Congratulations to Napa, California artist Cali Olmstead, age 10, for being the Napa Communities Firewise Foundation featured artist for the month of August. Cali’s illustration of two firefighters protecting their animal friends from a crown fire is an important reminder that every household needs an emergency plan (for people, pets and large animals) that can be quickly put into action at a moment’s notice.
Animals have a natural instinct that they intuitively use during wildfires, but humans require practice to get it to be second nature – just like the muscle memory concept used in sports.
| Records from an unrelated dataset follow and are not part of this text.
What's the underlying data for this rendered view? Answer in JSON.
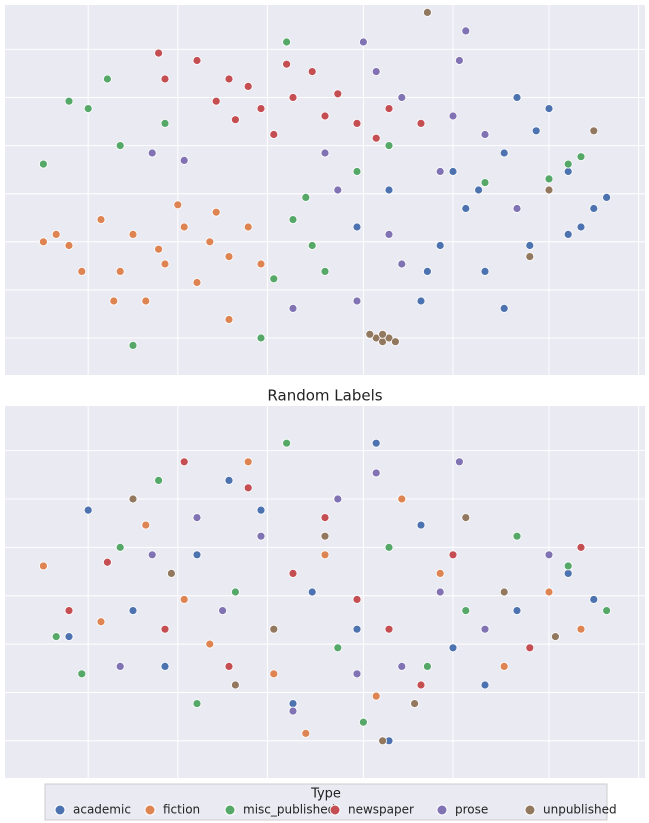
{
  "chart_data": [
    {
      "type": "scatter",
      "xlim": [
        0,
        100
      ],
      "ylim": [
        0,
        100
      ],
      "xticks": [
        13,
        27,
        41,
        56,
        70,
        85,
        99
      ],
      "yticks": [
        10,
        23,
        36,
        49,
        62,
        75,
        88
      ],
      "grid": true,
      "series": [
        {
          "name": "academic",
          "color": "#4c72b0",
          "x": [
            80,
            85,
            78,
            88,
            92,
            72,
            68,
            75,
            82,
            70,
            65,
            88,
            94,
            60,
            78,
            55,
            83,
            90,
            74,
            66
          ],
          "values": [
            75,
            72,
            60,
            55,
            45,
            45,
            35,
            28,
            35,
            55,
            20,
            38,
            48,
            50,
            18,
            40,
            66,
            40,
            50,
            28
          ]
        },
        {
          "name": "fiction",
          "color": "#dd8452",
          "x": [
            32,
            28,
            35,
            25,
            20,
            15,
            10,
            30,
            38,
            22,
            18,
            40,
            12,
            8,
            27,
            35,
            33,
            24,
            6,
            17
          ],
          "values": [
            36,
            40,
            32,
            30,
            38,
            42,
            35,
            25,
            40,
            20,
            28,
            30,
            28,
            38,
            46,
            15,
            44,
            34,
            36,
            20
          ]
        },
        {
          "name": "misc_published",
          "color": "#55a868",
          "x": [
            13,
            18,
            6,
            16,
            45,
            48,
            50,
            88,
            85,
            55,
            75,
            40,
            25,
            20,
            44,
            60,
            47,
            90,
            10,
            42
          ],
          "values": [
            72,
            62,
            57,
            80,
            42,
            35,
            28,
            57,
            53,
            55,
            52,
            10,
            68,
            8,
            90,
            62,
            48,
            59,
            74,
            26
          ]
        },
        {
          "name": "newspaper",
          "color": "#c44e52",
          "x": [
            40,
            35,
            30,
            38,
            45,
            50,
            55,
            42,
            60,
            24,
            25,
            48,
            65,
            33,
            52,
            44,
            36,
            58
          ],
          "values": [
            72,
            80,
            85,
            78,
            75,
            70,
            68,
            65,
            72,
            87,
            80,
            82,
            68,
            74,
            76,
            84,
            69,
            64
          ]
        },
        {
          "name": "prose",
          "color": "#8172b3",
          "x": [
            71,
            72,
            58,
            62,
            28,
            23,
            50,
            55,
            45,
            68,
            75,
            52,
            62,
            80,
            60,
            56,
            70
          ],
          "values": [
            85,
            93,
            82,
            75,
            58,
            60,
            60,
            20,
            18,
            55,
            65,
            50,
            30,
            45,
            38,
            90,
            70
          ]
        },
        {
          "name": "unpublished",
          "color": "#937860",
          "x": [
            58,
            59,
            60,
            57,
            59,
            61,
            92,
            85,
            82,
            66
          ],
          "values": [
            10,
            9,
            10,
            11,
            11,
            9,
            66,
            50,
            32,
            98
          ]
        }
      ]
    },
    {
      "type": "scatter",
      "title": "Random Labels",
      "legend_title": "Type",
      "legend": "bottom",
      "xlim": [
        0,
        100
      ],
      "ylim": [
        0,
        100
      ],
      "xticks": [
        13,
        27,
        41,
        56,
        70,
        85,
        99
      ],
      "yticks": [
        10,
        23,
        36,
        49,
        62,
        75,
        88
      ],
      "grid": true,
      "series": [
        {
          "name": "academic",
          "color": "#4c72b0",
          "x": [
            40,
            35,
            13,
            55,
            70,
            88,
            25,
            60,
            48,
            30,
            80,
            10,
            45,
            65,
            92,
            58,
            20,
            75
          ],
          "values": [
            72,
            80,
            72,
            40,
            35,
            55,
            30,
            10,
            50,
            60,
            45,
            38,
            20,
            68,
            48,
            90,
            45,
            25
          ]
        },
        {
          "name": "fiction",
          "color": "#dd8452",
          "x": [
            32,
            15,
            50,
            68,
            85,
            22,
            42,
            78,
            6,
            58,
            38,
            62,
            28,
            90,
            47
          ],
          "values": [
            36,
            42,
            60,
            55,
            50,
            68,
            28,
            30,
            57,
            22,
            85,
            75,
            48,
            40,
            12
          ]
        },
        {
          "name": "misc_published",
          "color": "#55a868",
          "x": [
            18,
            44,
            60,
            72,
            88,
            30,
            52,
            8,
            36,
            66,
            80,
            24,
            56,
            94,
            12
          ],
          "values": [
            62,
            90,
            62,
            45,
            57,
            20,
            35,
            38,
            50,
            30,
            65,
            80,
            15,
            45,
            28
          ]
        },
        {
          "name": "newspaper",
          "color": "#c44e52",
          "x": [
            38,
            50,
            25,
            65,
            82,
            16,
            45,
            70,
            35,
            55,
            28,
            90,
            60,
            10
          ],
          "values": [
            78,
            70,
            40,
            25,
            35,
            58,
            55,
            60,
            30,
            48,
            85,
            62,
            40,
            45
          ]
        },
        {
          "name": "prose",
          "color": "#8172b3",
          "x": [
            71,
            58,
            23,
            45,
            62,
            75,
            34,
            52,
            85,
            18,
            40,
            68,
            30,
            55
          ],
          "values": [
            85,
            82,
            60,
            18,
            30,
            40,
            45,
            75,
            60,
            30,
            65,
            50,
            70,
            28
          ]
        },
        {
          "name": "unpublished",
          "color": "#937860",
          "x": [
            59,
            42,
            72,
            26,
            86,
            50,
            64,
            36,
            20,
            78
          ],
          "values": [
            10,
            40,
            70,
            55,
            38,
            65,
            20,
            25,
            75,
            50
          ]
        }
      ]
    }
  ]
}
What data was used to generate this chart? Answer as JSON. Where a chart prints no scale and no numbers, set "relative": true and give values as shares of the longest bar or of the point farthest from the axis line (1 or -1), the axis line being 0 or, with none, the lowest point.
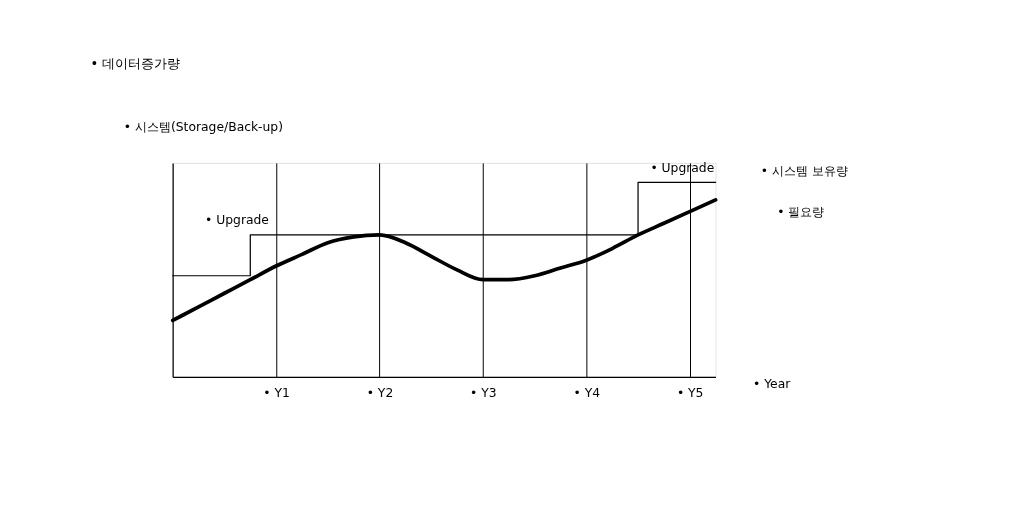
{
  "chart_data": {
    "type": "line",
    "title": "• 데이터증가량",
    "ylabel": "• 시스템(Storage/Back-up)",
    "xlabel": "• Year",
    "relative": true,
    "categories": [
      null,
      null,
      null,
      null,
      "• Y1",
      null,
      null,
      null,
      "• Y2",
      null,
      null,
      null,
      "• Y3",
      null,
      null,
      null,
      "• Y4",
      null,
      null,
      null,
      "• Y5",
      null
    ],
    "grid": "x",
    "series": [
      {
        "name": "• 시스템 보유량",
        "type": "step",
        "color": "#000000",
        "values": [
          0.52,
          0.52,
          0.52,
          0.73,
          0.73,
          0.73,
          0.73,
          0.73,
          0.73,
          0.73,
          0.73,
          0.73,
          0.73,
          0.73,
          0.73,
          0.73,
          0.73,
          0.73,
          1.0,
          1.0,
          1.0,
          1.0
        ]
      },
      {
        "name": "• 필요량",
        "color": "#000000",
        "values": [
          0.29,
          0.36,
          0.43,
          0.5,
          0.57,
          0.63,
          0.69,
          0.72,
          0.73,
          0.69,
          0.62,
          0.55,
          0.5,
          0.5,
          0.52,
          0.56,
          0.6,
          0.66,
          0.73,
          0.79,
          0.85,
          0.91
        ]
      }
    ],
    "annotations": [
      "• Upgrade",
      "• Upgrade"
    ]
  }
}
Wildfires move quickly and often require immediate actions – if you have a child that babysits, or use a teen babysitter, make an opportunity soon to share your emergency plan and clearly define the actions they should and should not implement if a wildfire happens while in a role of responsibility and leadership.
A recent study done by NFPA’s Wildland Fire Operations Division, found a majority of the middle and high school youth they talked with had not been given any instruction or information on what to do if a wildfire occurs while acting in the capacity of babysitter. This same group of teens said getting animals to safety in a wildfire is very important to them – but they weren’t sure how, or if that would be their responsibility. Ensure your babysitter knows what to do and who to call for help during a wildfire.
A myriad of resources are available to help develop and practice an emergency plan along with information on improving your home ignition zone; each of which has the potential to provide a few moments of extra time that could be needed to safely evacuate.